Awards and notoriety for NFL football players come and go. Some are appreciated, some are barely noticed, but one in particular seems to always be coveted by all who have put on a uniform.
Being named a team captain is one of the highest honors a player receivers, and this season QB Josh Freeman, C Jeff Faine, CB Ronde Barber, LB Quincy Black and special teams ace Adam Hayward received that designation by their peers.
Even after too many selections to remember, Tampa Bay's longtime fixture in the defensive backfield, Ronde Barber, is still honored to be recognized by his teammates.
“I really have no idea how many years it has been (years as captain) but (it has been) since John Lynch left,” Barber said. “Leadership is natural. You don’t really get appointed it, you just kind of assume (the role). I’m not an overly vocal-type leader, but I think a lot of people follow my example, and it is a big honor.”
When the Pro Bowler thought back to 1997 when he entered the league, it was easy for him to remember who he saw as Tampa Bay’s leader in the locker room and on the playing field.
“It was [linebacker] Hardy [Nickerson],” Barber said. “It was his tempo. It was the way he approached his job. It was unbelievable and good for me to see that.
“Again, I’m not that boisterous in my leadership. But I think people see how I do my job here and appreciate that.”
For the fourth year in a row center Jeff Faine was selected as one of two offensive captains. Faine doesn’t take the honor lightly.
“It's the highest honor (in my opinion) to be looked at and voted by your teammates,” Faine said. “It's something I don’t take lightly. It's a great responsibility to make sure you always do the right things and lead by example. It’s a very humbling experience and a true honor.”
Tampa Bay’s other offensive captain was third-year quarterback Josh Freeman. Freeman was unavailable for comment but offensive tackle Donald Penn was more than happy to share his thoughts on the leadership he has seen from Freeman over the last two seasons.
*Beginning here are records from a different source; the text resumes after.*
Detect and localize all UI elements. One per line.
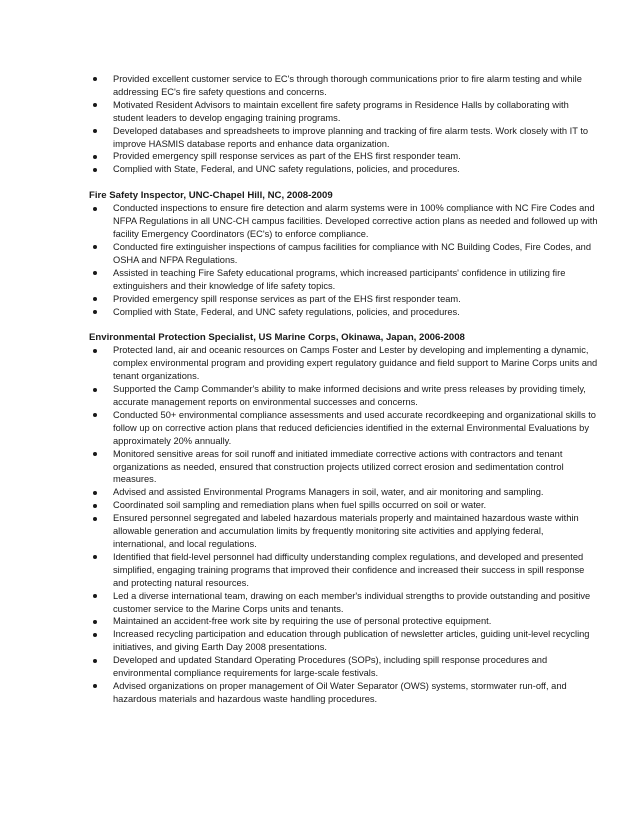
- bullet-icon: [93, 684, 97, 688]
- bullet-text: Provided emergency spill response services as part of the EHS first responder team.: [113, 293, 461, 304]
- bullet-text: Maintained an accident-free work site by requiring the use of personal protective equipment.: [113, 616, 492, 627]
- list-item: [89, 293, 598, 306]
- bullet-text: Motivated Resident Advisors to maintain excellent fire safety programs in Residence Halls by collaborating with student leaders to develop engaging training programs.: [113, 99, 569, 123]
- section-unc-fire-alarm-continued: [89, 73, 598, 176]
- list-item: [89, 99, 598, 125]
- bullet-icon: [93, 633, 97, 637]
- list-item: [89, 150, 598, 163]
- bullet-text: Coordinated soil sampling and remediation plans when fuel spills occurred on soil or water.: [113, 500, 487, 511]
- bullet-text: Conducted fire extinguisher inspections of campus facilities for compliance with NC Building Codes, Fire Codes, and OSHA and NFPA Regulations.: [113, 241, 591, 265]
- bullet-text: Conducted 50+ environmental compliance assessments and used accurate recordkeeping and organizational skills to follow up on corrective action plans that reduced deficiencies identified in the external Environmental Evaluations by approximately 20% annually.: [113, 409, 596, 446]
- list-item: [89, 409, 598, 448]
- bullet-text: Conducted inspections to ensure fire detection and alarm systems were in 100% compliance with NC Fire Codes and NFPA Regulations in all UNC-CH campus facilities. Developed corrective action plans as needed and followed up with facility Emergency Coordinators (EC's) to enforce compliance.: [113, 203, 598, 240]
- list-item: [89, 125, 598, 151]
- bullet-text: Increased recycling participation and education through publication of newsletter articles, guiding unit-level recycling initiatives, and giving Earth Day 2008 presentations.: [113, 629, 590, 653]
- list-item: [89, 306, 598, 319]
- bullet-text: Supported the Camp Commander's ability to make informed decisions and write press releases by providing timely, accurate management reports on environmental successes and concerns.: [113, 384, 586, 408]
- bullet-text: Complied with State, Federal, and UNC safety regulations, policies, and procedures.: [113, 306, 460, 317]
- job-heading: Environmental Protection Specialist, US Marine Corps, Okinawa, Japan, 2006-2008: [89, 332, 465, 344]
- bullet-icon: [93, 594, 97, 598]
- list-item: [89, 383, 598, 409]
- bullet-icon: [93, 155, 97, 159]
- bullet-icon: [93, 77, 97, 81]
- list-item: [89, 628, 598, 654]
- list-item: [89, 267, 598, 293]
- bullet-icon: [93, 504, 97, 508]
- list-item: [89, 73, 598, 99]
- bullet-icon: [93, 555, 97, 559]
- list-item: [89, 486, 598, 499]
- list-item: [89, 344, 598, 383]
- section-fire-safety-inspector: [89, 189, 598, 318]
- bullet-text: Provided excellent customer service to EC's through thorough communications prior to fire alarm testing and while addressing EC's fire safety questions and concerns.: [113, 74, 582, 97]
- bullet-icon: [93, 349, 97, 353]
- list-item: [89, 448, 598, 487]
- list-item: [89, 590, 598, 616]
- section-environmental-protection-specialist: [89, 331, 598, 705]
- bullet-icon: [93, 271, 97, 275]
- bullet-text: Ensured personnel segregated and labeled hazardous materials properly and maintained hazardous waste within allowable generation and accumulation limits by frequently monitoring site activities and applying federal, international, and local regulations.: [113, 513, 579, 549]
- bullet-icon: [93, 659, 97, 663]
- bullet-text: Led a diverse international team, drawing on each member's individual strengths to provide outstanding and positive customer service to the Marine Corps units and tenants.: [113, 590, 591, 614]
- bullet-icon: [93, 620, 97, 624]
- bullet-text: Protected land, air and oceanic resources on Camps Foster and Lester by developing and implementing a dynamic, complex environmental program and providing expert regulatory guidance and field support to Marine Corps units and tenant organizations.: [113, 345, 598, 382]
- list-item: [89, 680, 598, 706]
- bullet-icon: [93, 491, 97, 495]
- list-item: [89, 512, 598, 551]
- bullet-text: Advised organizations on proper management of Oil Water Separator (OWS) systems, stormwater run-off, and hazardous materials and hazardous waste handling procedures.: [113, 680, 567, 704]
- bullet-icon: [93, 310, 97, 314]
- bullet-text: Monitored sensitive areas for soil runoff and initiated immediate corrective actions with contractors and tenant organizations as needed, ensured that construction projects utilized correct erosion and sedimentation control measures.: [113, 448, 564, 485]
- bullet-icon: [93, 245, 97, 249]
- list-item: [89, 654, 598, 680]
- bullet-icon: [93, 297, 97, 301]
- list-item: [89, 615, 598, 628]
- bullet-icon: [93, 413, 97, 417]
- bullet-icon: [93, 207, 97, 211]
- bullet-list: [89, 73, 598, 176]
- bullet-text: Advised and assisted Environmental Programs Managers in soil, water, and air monitoring and sampling.: [113, 487, 544, 498]
- bullet-list: [89, 344, 598, 705]
- bullet-text: Developed databases and spreadsheets to improve planning and tracking of fire alarm tests. Work closely with IT to improve HASMIS database reports and enhance data organization.: [113, 125, 589, 149]
- bullet-text: Complied with State, Federal, and UNC safety regulations, policies, and procedures.: [113, 164, 460, 175]
- bullet-text: Assisted in teaching Fire Safety educational programs, which increased participants' confidence in utilizing fire extinguishers and their knowledge of life safety topics.: [113, 267, 566, 291]
- bullet-icon: [93, 452, 97, 456]
- bullet-text: Identified that field-level personnel had difficulty understanding complex regulations, and developed and presented simplified, engaging training programs that improved their confidence and increased their success in spill response and protecting natural resources.: [113, 551, 585, 588]
- list-item: [89, 499, 598, 512]
- list-item: [89, 202, 598, 241]
- job-heading: Fire Safety Inspector, UNC-Chapel Hill, NC, 2008-2009: [89, 190, 333, 202]
- bullet-icon: [93, 103, 97, 107]
- bullet-icon: [93, 168, 97, 172]
- bullet-icon: [93, 129, 97, 133]
- bullet-list: [89, 202, 598, 318]
- list-item: [89, 551, 598, 590]
- list-item: [89, 241, 598, 267]
- bullet-icon: [93, 517, 97, 521]
- bullet-text: Provided emergency spill response services as part of the EHS first responder team.: [113, 151, 461, 162]
- bullet-text: Developed and updated Standard Operating Procedures (SOPs), including spill response procedures and environmental compliance requirements for large-scale festivals.: [113, 655, 548, 679]
- list-item: [89, 163, 598, 176]
- bullet-icon: [93, 388, 97, 392]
“When people start getting nervous at the end of a game with our backs against the wall, I think that's when his greatest leadership comes out,” Penn said. “He's always able to calm everybody down, by us seeing how calm he is. That's one of the big reasons he was selected.
“He really can take control of a huddle when we're behind and stuff is on the line. A lot people fold (under the pressure) but he is always there making sure no one on the offense folds.”
Two new captains emerged this season as both Quincy Black and Adam Hayward were thrust into that leadership role by the 53-man roster.
Hayward was selected special teams captain and admitted he was a little surprised.
“Yes, definitely, because you never know what is going to happen,” Hayward said. “It's one of those things where you know you have done your role for so long [and] you kind of get an understanding you've been around here long enough. Even before that I always approached things as a leader and captain and dealing with everybody as far as special teams.
“It's just an honor to know that I have been here for a while doing things right. The players and coaches respect me and know that I'm a good enough athlete to be considered a captain.”
Starting Sam linebacker Quincy Black was equally surprised by his first nomination, but relishes the trust his teammates have placed in him for the 2011 season.
“It definitely is an honor,” Black said. “When guys on your team, guys in your locker, they think highly enough of you as a guy that's going to represent the defense, it means a lot, honestly. There's hardly an honor higher.
“You think about the Pro Bowl, that's a league thing, sometimes a popularity contest or just based on reputation. Those aren’t guys you work with everyday. When someone you work with everyday thinks highly enough of you to vote on you, then that is awesome.”